The Risk Detector flags various types of possibly fake and dummy data in person records.

Live Demo

Risk Detector

Examples by culture:

Examples:

How it works

The methods used to classify input data are:

Positive validation

by entity and data type.

Person’s name: does it parse (parse tree validation), term and culture confidence consideration.

Physical address: does it parse (parse tree validation), can we confirm the existence of the parts, can we geocode it. For example does the street address exist within the given postal code and place name.

Telephone number: does it parse correctly into a number for that place, does the area code exist.

Email address: syntax validation, does the domain name exist, are there MX records and do they respond (is mail set up for that domain).
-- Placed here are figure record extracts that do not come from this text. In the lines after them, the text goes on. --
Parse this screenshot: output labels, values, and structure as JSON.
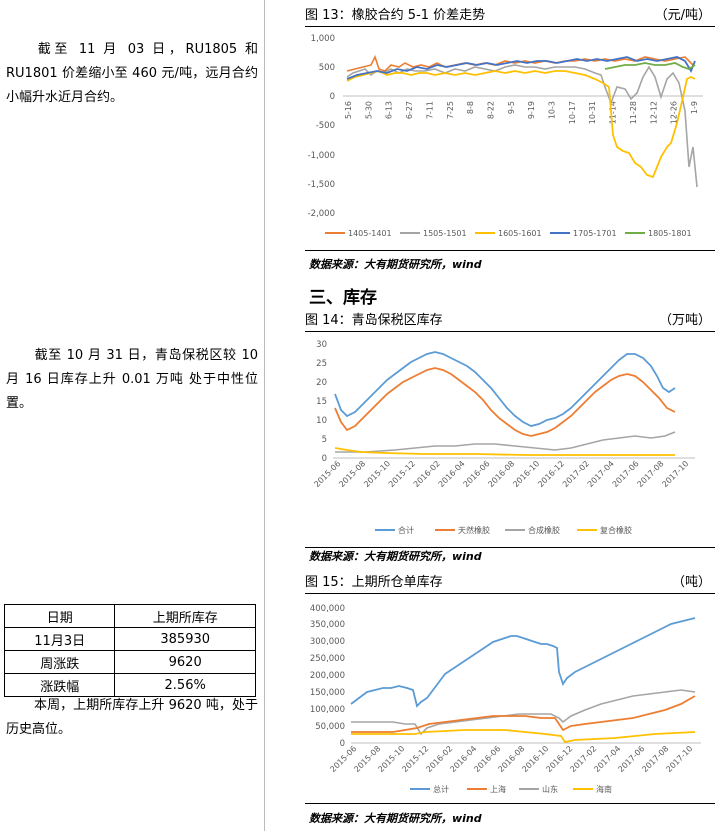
{
  "left": {
    "p1": "截至 11 月 03 日，RU1805 和 RU1801 价差缩小至 460 元/吨，远月合约小幅升水近月合约。",
    "p2": "截至 10 月 31 日，青岛保税区较 10 月 16 日库存上升 0.01 万吨 处于中性位置。",
    "p3": "本周，上期所库存上升 9620 吨，处于历史高位。",
    "table": {
      "headers": [
        "日期",
        "上期所库存"
      ],
      "rows": [
        [
          "11月3日",
          "385930"
        ],
        [
          "周涨跌",
          "9620"
        ],
        [
          "涨跌幅",
          "2.56%"
        ]
      ]
    }
  },
  "section_heading": "三、库存",
  "fig13": {
    "title": "图 13：橡胶合约 5-1 价差走势",
    "unit": "（元/吨）",
    "source": "数据来源：大有期货研究所，wind",
    "chart_data": {
      "type": "line",
      "yticks": [
        "1,000",
        "500",
        "0",
        "-500",
        "-1,000",
        "-1,500",
        "-2,000"
      ],
      "ylim": [
        -2000,
        1000
      ],
      "xticks": [
        "5-16",
        "5-30",
        "6-13",
        "6-27",
        "7-11",
        "7-25",
        "8-8",
        "8-22",
        "9-5",
        "9-19",
        "10-3",
        "10-17",
        "10-31",
        "11-14",
        "11-28",
        "12-12",
        "12-26",
        "1-9"
      ],
      "series": [
        {
          "name": "1405-1401",
          "color": "#ED7D31"
        },
        {
          "name": "1505-1501",
          "color": "#A5A5A5"
        },
        {
          "name": "1605-1601",
          "color": "#FFC000"
        },
        {
          "name": "1705-1701",
          "color": "#4472C4"
        },
        {
          "name": "1805-1801",
          "color": "#70AD47"
        }
      ]
    }
  },
  "fig14": {
    "title": "图 14：青岛保税区库存",
    "unit": "（万吨）",
    "source": "数据来源：大有期货研究所，wind",
    "chart_data": {
      "type": "line",
      "yticks": [
        "30",
        "25",
        "20",
        "15",
        "10",
        "5",
        "0"
      ],
      "ylim": [
        0,
        30
      ],
      "xticks": [
        "2015-06",
        "2015-08",
        "2015-10",
        "2015-12",
        "2016-02",
        "2016-04",
        "2016-06",
        "2016-08",
        "2016-10",
        "2016-12",
        "2017-02",
        "2017-04",
        "2017-06",
        "2017-08",
        "2017-10"
      ],
      "series": [
        {
          "name": "合计",
          "color": "#5B9BD5"
        },
        {
          "name": "天然橡胶",
          "color": "#ED7D31"
        },
        {
          "name": "合成橡胶",
          "color": "#A5A5A5"
        },
        {
          "name": "复合橡胶",
          "color": "#FFC000"
        }
      ]
    }
  },
  "fig15": {
    "title": "图 15：上期所仓单库存",
    "unit": "（吨）",
    "source": "数据来源：大有期货研究所，wind",
    "chart_data": {
      "type": "line",
      "yticks": [
        "400,000",
        "350,000",
        "300,000",
        "250,000",
        "200,000",
        "150,000",
        "100,000",
        "50,000",
        "0"
      ],
      "ylim": [
        0,
        400000
      ],
      "xticks": [
        "2015-06",
        "2015-08",
        "2015-10",
        "2015-12",
        "2016-02",
        "2016-04",
        "2016-06",
        "2016-08",
        "2016-10",
        "2016-12",
        "2017-02",
        "2017-04",
        "2017-06",
        "2017-08",
        "2017-10"
      ],
      "series": [
        {
          "name": "总计",
          "color": "#5B9BD5"
        },
        {
          "name": "上海",
          "color": "#ED7D31"
        },
        {
          "name": "山东",
          "color": "#A5A5A5"
        },
        {
          "name": "海南",
          "color": "#FFC000"
        }
      ]
    }
  }
}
Known formats per domain name, domain classification into risk scores.

There are more datatype specific validators, such as country-specific social security numbers, personal IDs, company registration numbers, IBAN, and many more.

Negative checks

by entity and data type.

AI neural network trained on classified good and bad data.
Dictionary lookups for manually categorized terms.
Rule-based computations, for random typing input and other nonsense.

Types of invalid input

Random typing. Example “asdf asdf”
Placeholders entities, examples “John Doe”, “Anytown”
Famous and fictional entities, examples “James Bond”, “Barak Obama”
Humorous, invalid, vulgar input. Examples: “Sandy Beach”, “Timbuckthree”, “None of your business”, “firstname lastname”, “test1 test2”

DisguiseD input

Such mangled input is used to circumvent machine processing, such as a credit check.

Padding, adding content to the left/right of a value. Example: “XXXJohnXXX“
Stutter typing, example: “Petttttttttterson“
Spaced typing, example: “P e t e r M i l l e r“

Input/Output

The Risk Detector uses the common Ontology as input objects to its REST API. This allows the integrator to send anything from single fields to complete records.

Possible input values are the person’s name, telephone numbers and email addresses, and physical addresses. The API is flexible in how the data is fed, for example the name can come in as a single string “full name” or separated into specific name fields.

The output contains an overall risk score in the range -1 to +1, plus detailed information about every detected risk.

A score > 0 means there’s a risk. Zero is the neutral value; nothing bad detected yet there’s nothing good either. A negative value means that the record does look genuine.